Julie was mad that we didn’t bother getting groceries in Lorne, but I figured we could still check into our hotel, get settled, and then get groceries using a combination of walking and mass transit.
I guess the stressful city driving kind of drove that decision, and after a bit of a struggle figuring out where to park near the Grand Hyatt in the Melbourne CBD, we eventually entered the Wilson Parking garage right by the valet area, and parked the car at 8pm.
Once we checked in, where a friendly guy at the World of Hyatt desk told us everything we wanted to know about parking, groceries, Julie getting over her cough, things to do in Melbourne, etc., we were finally settled into our room at 8:30pm, and a few minutes later, we went downstairs, to drop off the keys with the valet, who then converted our Wilson Parking ($156 per night? seriously?) to the $55 valet with in-and-out priviledges.

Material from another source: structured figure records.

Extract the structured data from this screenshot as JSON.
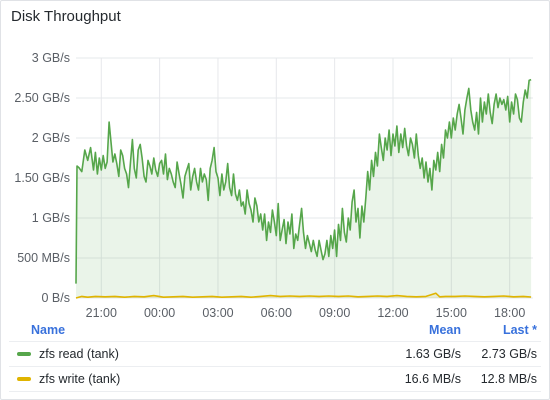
{
  "panel": {
    "title": "Disk Throughput"
  },
  "chart_data": {
    "type": "area",
    "title": "Disk Throughput",
    "y_ticks": [
      "0 B/s",
      "500 MB/s",
      "1 GB/s",
      "1.50 GB/s",
      "2 GB/s",
      "2.50 GB/s",
      "3 GB/s"
    ],
    "x_ticks": [
      "21:00",
      "00:00",
      "03:00",
      "06:00",
      "09:00",
      "12:00",
      "15:00",
      "18:00"
    ],
    "x_range_hours": [
      0,
      23.5
    ],
    "ylim_gbs": [
      0,
      3
    ],
    "series": [
      {
        "name": "zfs read (tank)",
        "color": "#56a64b",
        "points": [
          [
            0.0,
            0.18
          ],
          [
            0.05,
            1.65
          ],
          [
            0.15,
            1.63
          ],
          [
            0.3,
            1.58
          ],
          [
            0.45,
            1.85
          ],
          [
            0.6,
            1.72
          ],
          [
            0.75,
            1.88
          ],
          [
            0.9,
            1.6
          ],
          [
            1.0,
            1.82
          ],
          [
            1.1,
            1.55
          ],
          [
            1.2,
            1.75
          ],
          [
            1.3,
            1.6
          ],
          [
            1.4,
            1.78
          ],
          [
            1.5,
            1.62
          ],
          [
            1.6,
            1.7
          ],
          [
            1.7,
            2.2
          ],
          [
            1.8,
            1.95
          ],
          [
            1.9,
            1.7
          ],
          [
            2.0,
            1.8
          ],
          [
            2.1,
            1.68
          ],
          [
            2.2,
            1.52
          ],
          [
            2.3,
            1.85
          ],
          [
            2.4,
            1.78
          ],
          [
            2.5,
            1.62
          ],
          [
            2.6,
            1.55
          ],
          [
            2.7,
            1.38
          ],
          [
            2.8,
            1.7
          ],
          [
            2.9,
            1.98
          ],
          [
            3.0,
            1.62
          ],
          [
            3.1,
            1.5
          ],
          [
            3.2,
            1.85
          ],
          [
            3.3,
            1.92
          ],
          [
            3.4,
            1.75
          ],
          [
            3.5,
            1.52
          ],
          [
            3.6,
            1.45
          ],
          [
            3.7,
            1.72
          ],
          [
            3.8,
            1.65
          ],
          [
            3.9,
            1.55
          ],
          [
            4.0,
            1.75
          ],
          [
            4.1,
            1.6
          ],
          [
            4.2,
            1.52
          ],
          [
            4.3,
            1.68
          ],
          [
            4.4,
            1.72
          ],
          [
            4.5,
            1.55
          ],
          [
            4.6,
            1.8
          ],
          [
            4.7,
            1.48
          ],
          [
            4.8,
            1.62
          ],
          [
            4.9,
            1.55
          ],
          [
            5.0,
            1.45
          ],
          [
            5.1,
            1.38
          ],
          [
            5.2,
            1.7
          ],
          [
            5.3,
            1.55
          ],
          [
            5.4,
            1.42
          ],
          [
            5.5,
            1.25
          ],
          [
            5.6,
            1.52
          ],
          [
            5.7,
            1.6
          ],
          [
            5.8,
            1.68
          ],
          [
            5.9,
            1.35
          ],
          [
            6.0,
            1.52
          ],
          [
            6.1,
            1.62
          ],
          [
            6.2,
            1.45
          ],
          [
            6.3,
            1.35
          ],
          [
            6.4,
            1.62
          ],
          [
            6.5,
            1.45
          ],
          [
            6.6,
            1.55
          ],
          [
            6.7,
            1.48
          ],
          [
            6.8,
            1.22
          ],
          [
            6.9,
            1.62
          ],
          [
            7.0,
            1.72
          ],
          [
            7.1,
            1.88
          ],
          [
            7.2,
            1.58
          ],
          [
            7.3,
            1.5
          ],
          [
            7.4,
            1.28
          ],
          [
            7.5,
            1.55
          ],
          [
            7.6,
            1.35
          ],
          [
            7.7,
            1.45
          ],
          [
            7.8,
            1.68
          ],
          [
            7.9,
            1.38
          ],
          [
            8.0,
            1.28
          ],
          [
            8.1,
            1.55
          ],
          [
            8.2,
            1.3
          ],
          [
            8.3,
            1.22
          ],
          [
            8.4,
            1.35
          ],
          [
            8.5,
            1.15
          ],
          [
            8.6,
            1.2
          ],
          [
            8.7,
            1.05
          ],
          [
            8.8,
            1.35
          ],
          [
            8.9,
            1.18
          ],
          [
            9.0,
            1.1
          ],
          [
            9.1,
            0.95
          ],
          [
            9.2,
            1.25
          ],
          [
            9.3,
            1.15
          ],
          [
            9.4,
            0.95
          ],
          [
            9.5,
            1.05
          ],
          [
            9.6,
            0.85
          ],
          [
            9.7,
            1.05
          ],
          [
            9.8,
            0.72
          ],
          [
            9.9,
            0.95
          ],
          [
            10.0,
            0.82
          ],
          [
            10.1,
            1.1
          ],
          [
            10.2,
            0.95
          ],
          [
            10.3,
            0.78
          ],
          [
            10.4,
            1.18
          ],
          [
            10.5,
            0.72
          ],
          [
            10.6,
            0.85
          ],
          [
            10.7,
            0.98
          ],
          [
            10.8,
            0.68
          ],
          [
            10.9,
            0.95
          ],
          [
            11.0,
            0.8
          ],
          [
            11.1,
            1.05
          ],
          [
            11.2,
            0.62
          ],
          [
            11.3,
            0.8
          ],
          [
            11.4,
            0.72
          ],
          [
            11.5,
            0.92
          ],
          [
            11.6,
            1.12
          ],
          [
            11.7,
            0.82
          ],
          [
            11.8,
            0.62
          ],
          [
            11.9,
            0.78
          ],
          [
            12.0,
            0.68
          ],
          [
            12.1,
            0.58
          ],
          [
            12.2,
            0.72
          ],
          [
            12.3,
            0.6
          ],
          [
            12.4,
            0.52
          ],
          [
            12.5,
            0.72
          ],
          [
            12.6,
            0.6
          ],
          [
            12.7,
            0.48
          ],
          [
            12.8,
            0.55
          ],
          [
            12.9,
            0.72
          ],
          [
            13.0,
            0.52
          ],
          [
            13.1,
            0.78
          ],
          [
            13.2,
            0.62
          ],
          [
            13.3,
            0.85
          ],
          [
            13.4,
            0.52
          ],
          [
            13.5,
            0.92
          ],
          [
            13.6,
            0.72
          ],
          [
            13.7,
            1.12
          ],
          [
            13.8,
            0.82
          ],
          [
            13.9,
            0.7
          ],
          [
            14.0,
            1.0
          ],
          [
            14.1,
            0.85
          ],
          [
            14.2,
            1.2
          ],
          [
            14.3,
            1.35
          ],
          [
            14.4,
            0.95
          ],
          [
            14.5,
            1.12
          ],
          [
            14.6,
            0.75
          ],
          [
            14.7,
            1.15
          ],
          [
            14.8,
            0.95
          ],
          [
            14.9,
            1.25
          ],
          [
            15.0,
            1.58
          ],
          [
            15.1,
            1.35
          ],
          [
            15.2,
            1.72
          ],
          [
            15.3,
            1.52
          ],
          [
            15.4,
            1.82
          ],
          [
            15.5,
            1.65
          ],
          [
            15.6,
            2.05
          ],
          [
            15.7,
            1.88
          ],
          [
            15.8,
            1.72
          ],
          [
            15.9,
            2.0
          ],
          [
            16.0,
            1.85
          ],
          [
            16.1,
            2.1
          ],
          [
            16.2,
            1.78
          ],
          [
            16.3,
            2.05
          ],
          [
            16.4,
            1.9
          ],
          [
            16.5,
            2.15
          ],
          [
            16.6,
            1.82
          ],
          [
            16.7,
            2.05
          ],
          [
            16.8,
            1.88
          ],
          [
            16.9,
            2.12
          ],
          [
            17.0,
            1.9
          ],
          [
            17.1,
            1.78
          ],
          [
            17.2,
            2.0
          ],
          [
            17.3,
            1.92
          ],
          [
            17.4,
            1.75
          ],
          [
            17.5,
            2.05
          ],
          [
            17.6,
            1.78
          ],
          [
            17.7,
            1.62
          ],
          [
            17.8,
            1.75
          ],
          [
            17.9,
            1.5
          ],
          [
            18.0,
            1.7
          ],
          [
            18.1,
            1.45
          ],
          [
            18.2,
            1.62
          ],
          [
            18.3,
            1.35
          ],
          [
            18.4,
            1.72
          ],
          [
            18.5,
            1.6
          ],
          [
            18.6,
            1.82
          ],
          [
            18.7,
            1.58
          ],
          [
            18.8,
            1.92
          ],
          [
            18.9,
            1.75
          ],
          [
            19.0,
            2.1
          ],
          [
            19.1,
            2.0
          ],
          [
            19.2,
            2.2
          ],
          [
            19.3,
            2.0
          ],
          [
            19.4,
            2.25
          ],
          [
            19.5,
            2.1
          ],
          [
            19.6,
            2.3
          ],
          [
            19.7,
            2.42
          ],
          [
            19.8,
            2.25
          ],
          [
            19.9,
            2.05
          ],
          [
            20.0,
            2.35
          ],
          [
            20.1,
            2.5
          ],
          [
            20.2,
            2.62
          ],
          [
            20.3,
            2.35
          ],
          [
            20.4,
            2.2
          ],
          [
            20.5,
            2.1
          ],
          [
            20.6,
            2.32
          ],
          [
            20.7,
            2.05
          ],
          [
            20.8,
            2.5
          ],
          [
            20.9,
            2.2
          ],
          [
            21.0,
            2.45
          ],
          [
            21.1,
            2.3
          ],
          [
            21.2,
            2.55
          ],
          [
            21.3,
            2.32
          ],
          [
            21.4,
            2.18
          ],
          [
            21.5,
            2.42
          ],
          [
            21.6,
            2.55
          ],
          [
            21.7,
            2.38
          ],
          [
            21.8,
            2.5
          ],
          [
            21.9,
            2.42
          ],
          [
            22.0,
            2.48
          ],
          [
            22.1,
            2.35
          ],
          [
            22.2,
            2.52
          ],
          [
            22.3,
            2.2
          ],
          [
            22.4,
            2.45
          ],
          [
            22.5,
            2.3
          ],
          [
            22.6,
            2.55
          ],
          [
            22.7,
            2.48
          ],
          [
            22.8,
            2.25
          ],
          [
            22.9,
            2.2
          ],
          [
            23.0,
            2.45
          ],
          [
            23.1,
            2.6
          ],
          [
            23.2,
            2.5
          ],
          [
            23.3,
            2.72
          ],
          [
            23.4,
            2.73
          ]
        ]
      },
      {
        "name": "zfs write (tank)",
        "color": "#e0b400",
        "points": [
          [
            0.0,
            0.0
          ],
          [
            0.3,
            0.02
          ],
          [
            0.6,
            0.01
          ],
          [
            1.0,
            0.02
          ],
          [
            1.5,
            0.015
          ],
          [
            2.0,
            0.02
          ],
          [
            2.5,
            0.01
          ],
          [
            3.0,
            0.02
          ],
          [
            3.5,
            0.015
          ],
          [
            4.0,
            0.03
          ],
          [
            4.5,
            0.01
          ],
          [
            5.0,
            0.015
          ],
          [
            5.5,
            0.02
          ],
          [
            6.0,
            0.01
          ],
          [
            6.5,
            0.015
          ],
          [
            7.0,
            0.02
          ],
          [
            7.5,
            0.01
          ],
          [
            8.0,
            0.015
          ],
          [
            8.5,
            0.02
          ],
          [
            9.0,
            0.01
          ],
          [
            9.5,
            0.02
          ],
          [
            10.0,
            0.03
          ],
          [
            10.5,
            0.02
          ],
          [
            11.0,
            0.025
          ],
          [
            11.5,
            0.02
          ],
          [
            12.0,
            0.025
          ],
          [
            12.5,
            0.02
          ],
          [
            13.0,
            0.025
          ],
          [
            13.5,
            0.02
          ],
          [
            14.0,
            0.025
          ],
          [
            14.5,
            0.015
          ],
          [
            15.0,
            0.02
          ],
          [
            15.5,
            0.025
          ],
          [
            16.0,
            0.02
          ],
          [
            16.5,
            0.03
          ],
          [
            17.0,
            0.02
          ],
          [
            17.5,
            0.015
          ],
          [
            18.0,
            0.02
          ],
          [
            18.5,
            0.06
          ],
          [
            18.7,
            0.015
          ],
          [
            19.0,
            0.02
          ],
          [
            19.5,
            0.02
          ],
          [
            20.0,
            0.025
          ],
          [
            20.5,
            0.02
          ],
          [
            21.0,
            0.015
          ],
          [
            21.5,
            0.02
          ],
          [
            22.0,
            0.025
          ],
          [
            22.5,
            0.015
          ],
          [
            23.0,
            0.02
          ],
          [
            23.4,
            0.013
          ]
        ]
      }
    ]
  },
  "legend": {
    "header": {
      "name": "Name",
      "mean": "Mean",
      "last": "Last *"
    },
    "rows": [
      {
        "name": "zfs read (tank)",
        "mean": "1.63 GB/s",
        "last": "2.73 GB/s",
        "color": "#56a64b"
      },
      {
        "name": "zfs write (tank)",
        "mean": "16.6 MB/s",
        "last": "12.8 MB/s",
        "color": "#e0b400"
      }
    ]
  }
}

I guess when you’re centrally located in a metropolitan city like this, high parking fees were to be expected. So our 5 free nights using points was definitely chewed into with the parking fees, and probably the breakfast from the hotel since we no longer have a kitchen during our stay in the Melbourne CBD.
In any case, we made our grocery run at 8:45pm, we picked up 2 10L boxes of the Pureau water as well as some more fruits and veggies. And then by 9pm, we were finally in our room for good to unwind the night and try to rest up for tomorrow.
I was busy trying to figure out what to do tomorrow since I expected at least 1 or 2 of the 4 full days we’re here to be solo touring. Eventually as I finally went to bed after midnight, I figured that tomorrow would have to be an “easier” day with an expected late start. I couldn’t get too ambitious with an early morning wakeup and self-tour without getting a real feel for how things work in and around the Melbourne area.